Hydrothermal Synthesis of Carbon and Sulfur Mono-Doped Sodium Tantalates

TL;DR

This study presents a simple hydrothermal method to synthesize and characterize carbon and sulfur doped sodium tantalates, demonstrating enhanced photocatalytic activity of sulfur-doped variants in dye degradation.

Contribution

It introduces a novel single-step hydrothermal synthesis process for doped sodium tantalates with detailed characterization and improved photocatalytic performance.

Findings

Sulfur doping reduces band gap to 3.52 eV.

Sulfur-doped sodium tantalate shows higher photocatalytic activity.

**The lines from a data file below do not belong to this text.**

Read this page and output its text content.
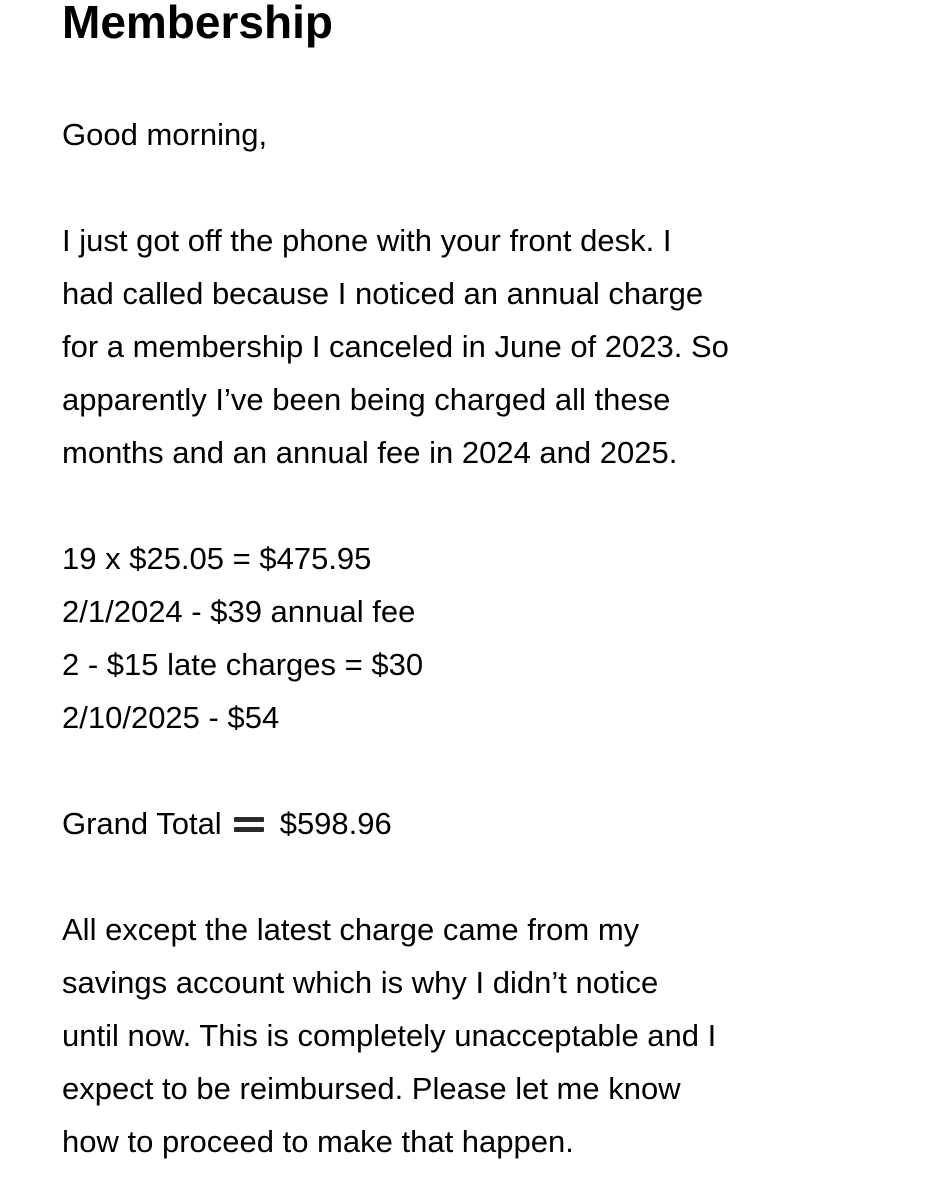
Membership
Good morning,
I just got off the phone with your front desk. I
had called because I noticed an annual charge
for a membership I canceled in June of 2023. So
apparently I’ve been being charged all these
months and an annual fee in 2024 and 2025.
19 x $25.05 = $475.95
2/1/2024 - $39 annual fee
2 - $15 late charges = $30
2/10/2025 - $54
Grand Total $598.96
All except the latest charge came from my
savings account which is why I didn’t notice
until now. This is completely unacceptable and I
expect to be reimbursed. Please let me know
how to proceed to make that happen.
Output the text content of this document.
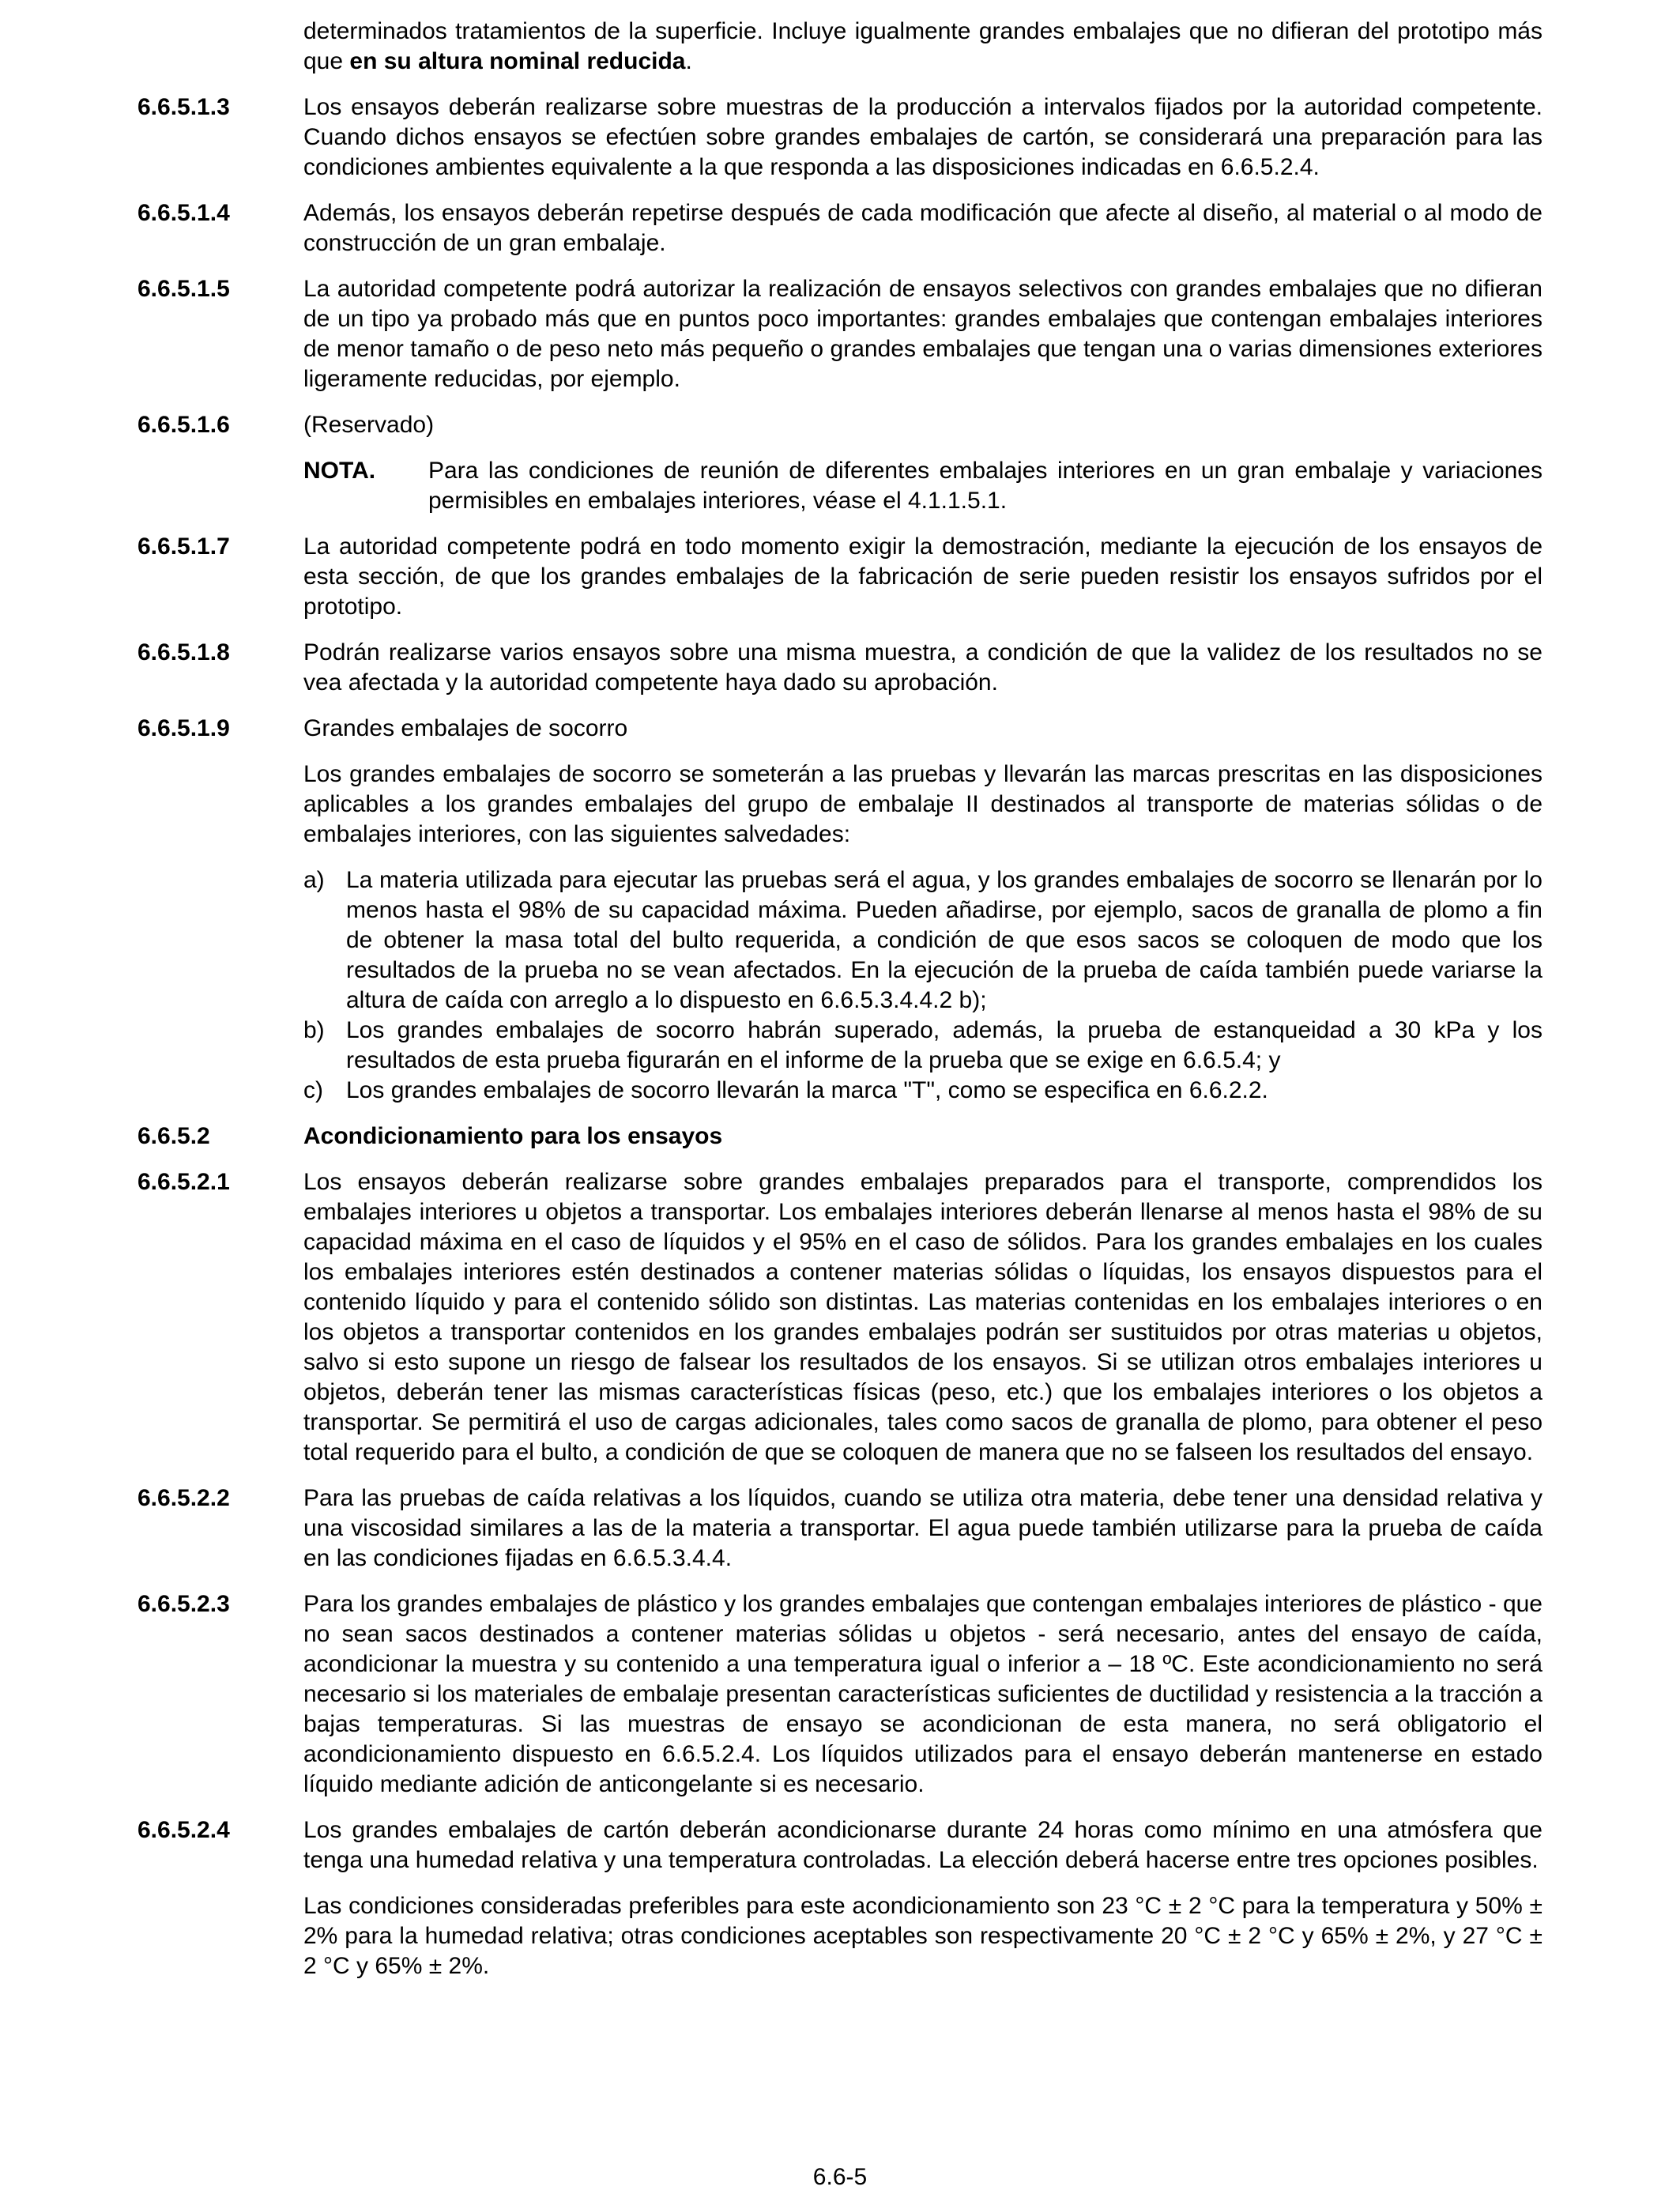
determinados tratamientos de la superficie. Incluye igualmente grandes embalajes que no difieran del prototipo más que en su altura nominal reducida.

6.6.5.1.3	Los ensayos deberán realizarse sobre muestras de la producción a intervalos fijados por la autoridad competente. Cuando dichos ensayos se efectúen sobre grandes embalajes de cartón, se considerará una preparación para las condiciones ambientes equivalente a la que responda a las disposiciones indicadas en 6.6.5.2.4.

6.6.5.1.4	Además, los ensayos deberán repetirse después de cada modificación que afecte al diseño, al material o al modo de construcción de un gran embalaje.

6.6.5.1.5	La autoridad competente podrá autorizar la realización de ensayos selectivos con grandes embalajes que no difieran de un tipo ya probado más que en puntos poco importantes: grandes embalajes que contengan embalajes interiores de menor tamaño o de peso neto más pequeño o grandes embalajes que tengan una o varias dimensiones exteriores ligeramente reducidas, por ejemplo.

6.6.5.1.6	(Reservado)

NOTA.	Para las condiciones de reunión de diferentes embalajes interiores en un gran embalaje y variaciones permisibles en embalajes interiores, véase el 4.1.1.5.1.
6.6.5.1.7	La autoridad competente podrá en todo momento exigir la demostración, mediante la ejecución de los ensayos de esta sección, de que los grandes embalajes de la fabricación de serie pueden resistir los ensayos sufridos por el prototipo.

6.6.5.1.8	Podrán realizarse varios ensayos sobre una misma muestra, a condición de que la validez de los resultados no se vea afectada y la autoridad competente haya dado su aprobación.

6.6.5.1.9	Grandes embalajes de socorro

Los grandes embalajes de socorro se someterán a las pruebas y llevarán las marcas prescritas en las disposiciones aplicables a los grandes embalajes del grupo de embalaje II destinados al transporte de materias sólidas o de embalajes interiores, con las siguientes salvedades:

a) La materia utilizada para ejecutar las pruebas será el agua, y los grandes embalajes de socorro se llenarán por lo menos hasta el 98% de su capacidad máxima. Pueden añadirse, por ejemplo, sacos de granalla de plomo a fin de obtener la masa total del bulto requerida, a condición de que esos sacos se coloquen de modo que los resultados de la prueba no se vean afectados. En la ejecución de la prueba de caída también puede variarse la altura de caída con arreglo a lo dispuesto en 6.6.5.3.4.4.2 b);
b) Los grandes embalajes de socorro habrán superado, además, la prueba de estanqueidad a 30 kPa y los resultados de esta prueba figurarán en el informe de la prueba que se exige en 6.6.5.4; y
c) Los grandes embalajes de socorro llevarán la marca "T", como se especifica en 6.6.2.2.
6.6.5.2	Acondicionamiento para los ensayos

6.6.5.2.1	Los ensayos deberán realizarse sobre grandes embalajes preparados para el transporte, comprendidos los embalajes interiores u objetos a transportar. Los embalajes interiores deberán llenarse al menos hasta el 98% de su capacidad máxima en el caso de líquidos y el 95% en el caso de sólidos. Para los grandes embalajes en los cuales los embalajes interiores estén destinados a contener materias sólidas o líquidas, los ensayos dispuestos para el contenido líquido y para el contenido sólido son distintas. Las materias contenidas en los embalajes interiores o en los objetos a transportar contenidos en los grandes embalajes podrán ser sustituidos por otras materias u objetos, salvo si esto supone un riesgo de falsear los resultados de los ensayos. Si se utilizan otros embalajes interiores u objetos, deberán tener las mismas características físicas (peso, etc.) que los embalajes interiores o los objetos a transportar. Se permitirá el uso de cargas adicionales, tales como sacos de granalla de plomo, para obtener el peso total requerido para el bulto, a condición de que se coloquen de manera que no se falseen los resultados del ensayo.

6.6.5.2.2	Para las pruebas de caída relativas a los líquidos, cuando se utiliza otra materia, debe tener una densidad relativa y una viscosidad similares a las de la materia a transportar. El agua puede también utilizarse para la prueba de caída en las condiciones fijadas en 6.6.5.3.4.4.

6.6.5.2.3	Para los grandes embalajes de plástico y los grandes embalajes que contengan embalajes interiores de plástico - que no sean sacos destinados a contener materias sólidas u objetos - será necesario, antes del ensayo de caída, acondicionar la muestra y su contenido a una temperatura igual o inferior a – 18 ºC. Este acondicionamiento no será necesario si los materiales de embalaje presentan características suficientes de ductilidad y resistencia a la tracción a bajas temperaturas. Si las muestras de ensayo se acondicionan de esta manera, no será obligatorio el acondicionamiento dispuesto en 6.6.5.2.4. Los líquidos utilizados para el ensayo deberán mantenerse en estado líquido mediante adición de anticongelante si es necesario.

6.6.5.2.4	Los grandes embalajes de cartón deberán acondicionarse durante 24 horas como mínimo en una atmósfera que tenga una humedad relativa y una temperatura controladas. La elección deberá hacerse entre tres opciones posibles.

Las condiciones consideradas preferibles para este acondicionamiento son 23 °C ± 2 °C para la temperatura y 50% ± 2% para la humedad relativa; otras condiciones aceptables son respectivamente 20 °C ± 2 °C y 65% ± 2%, y 27 °C ± 2 °C y 65% ± 2%.

6.6-5
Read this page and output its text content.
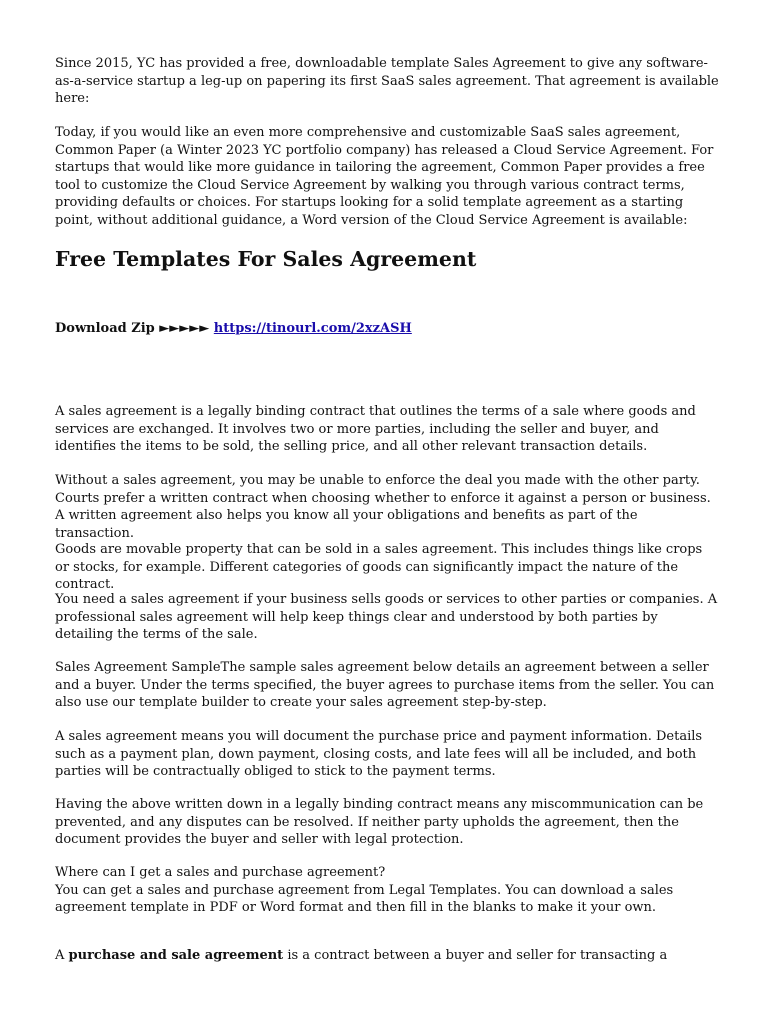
Since 2015, YC has provided a free, downloadable template Sales Agreement to give any software-as-a-service startup a leg-up on papering its first SaaS sales agreement. That agreement is available here:
Today, if you would like an even more comprehensive and customizable SaaS sales agreement, Common Paper (a Winter 2023 YC portfolio company) has released a Cloud Service Agreement. For startups that would like more guidance in tailoring the agreement, Common Paper provides a free tool to customize the Cloud Service Agreement by walking you through various contract terms, providing defaults or choices. For startups looking for a solid template agreement as a starting point, without additional guidance, a Word version of the Cloud Service Agreement is available:
Free Templates For Sales Agreement
Download Zip ►►►►► https://tinourl.com/2xzASH
A sales agreement is a legally binding contract that outlines the terms of a sale where goods and services are exchanged. It involves two or more parties, including the seller and buyer, and identifies the items to be sold, the selling price, and all other relevant transaction details.
Without a sales agreement, you may be unable to enforce the deal you made with the other party. Courts prefer a written contract when choosing whether to enforce it against a person or business. A written agreement also helps you know all your obligations and benefits as part of the transaction.
Goods are movable property that can be sold in a sales agreement. This includes things like crops or stocks, for example. Different categories of goods can significantly impact the nature of the contract.
You need a sales agreement if your business sells goods or services to other parties or companies. A professional sales agreement will help keep things clear and understood by both parties by detailing the terms of the sale.
Sales Agreement SampleThe sample sales agreement below details an agreement between a seller and a buyer. Under the terms specified, the buyer agrees to purchase items from the seller. You can also use our template builder to create your sales agreement step-by-step.
A sales agreement means you will document the purchase price and payment information. Details such as a payment plan, down payment, closing costs, and late fees will all be included, and both parties will be contractually obliged to stick to the payment terms.
Having the above written down in a legally binding contract means any miscommunication can be prevented, and any disputes can be resolved. If neither party upholds the agreement, then the document provides the buyer and seller with legal protection.
Where can I get a sales and purchase agreement?
You can get a sales and purchase agreement from Legal Templates. You can download a sales agreement template in PDF or Word format and then fill in the blanks to make it your own.
A purchase and sale agreement is a contract between a buyer and seller for transacting a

Doped and undoped sodium tantalates synthesized at different temperatures.

Abstract

A set of experiments was conducted to synthesize doped and undoped sodium tantalates with carbon and sulfur in energy efficient single-step hydrothermal process. Undoped sodium tantalate nanocubes were synthesized at 140$^\circ$C and doped one at 180$^\circ$C for 12 hours in rich alkaline atmosphere. The sizes of undoped, carbon-doped, and sulfur-doped sodium tantalate nanocubes were 38 nm, 45 nm, and 40 nm, respectively. The morphological, elemental, compositional, structural, thermal, and photophysical properties of as-synthesized doped and undoped sodium tantalate (NaTaO$_3$) were characterized using scanning electron microscope (SEM), energy dispersive x-ray spectroscope (EDS), Raman spectroscopy, X-ray powder diffraction (XRD), thermal gravimetric analysis (TGA), Fourier transform infrared spectrophotometer (FTIR), and UV-vis spectrophotometer. The sulfur doped NaTaO$_3$ shows a higher photocatalytic activity in degradation of methylene blue than carbon doped and the undoped NaTaO$_3$. The band gaps of undoped NaTaO$_3$, carbon doped c-NaTaO$_3$, and sulfur doped s-NaTaO$_3$ were calculated to be 3.94 eV, 3.8 eV, and 3.52 eV, respectively using Tauc plot.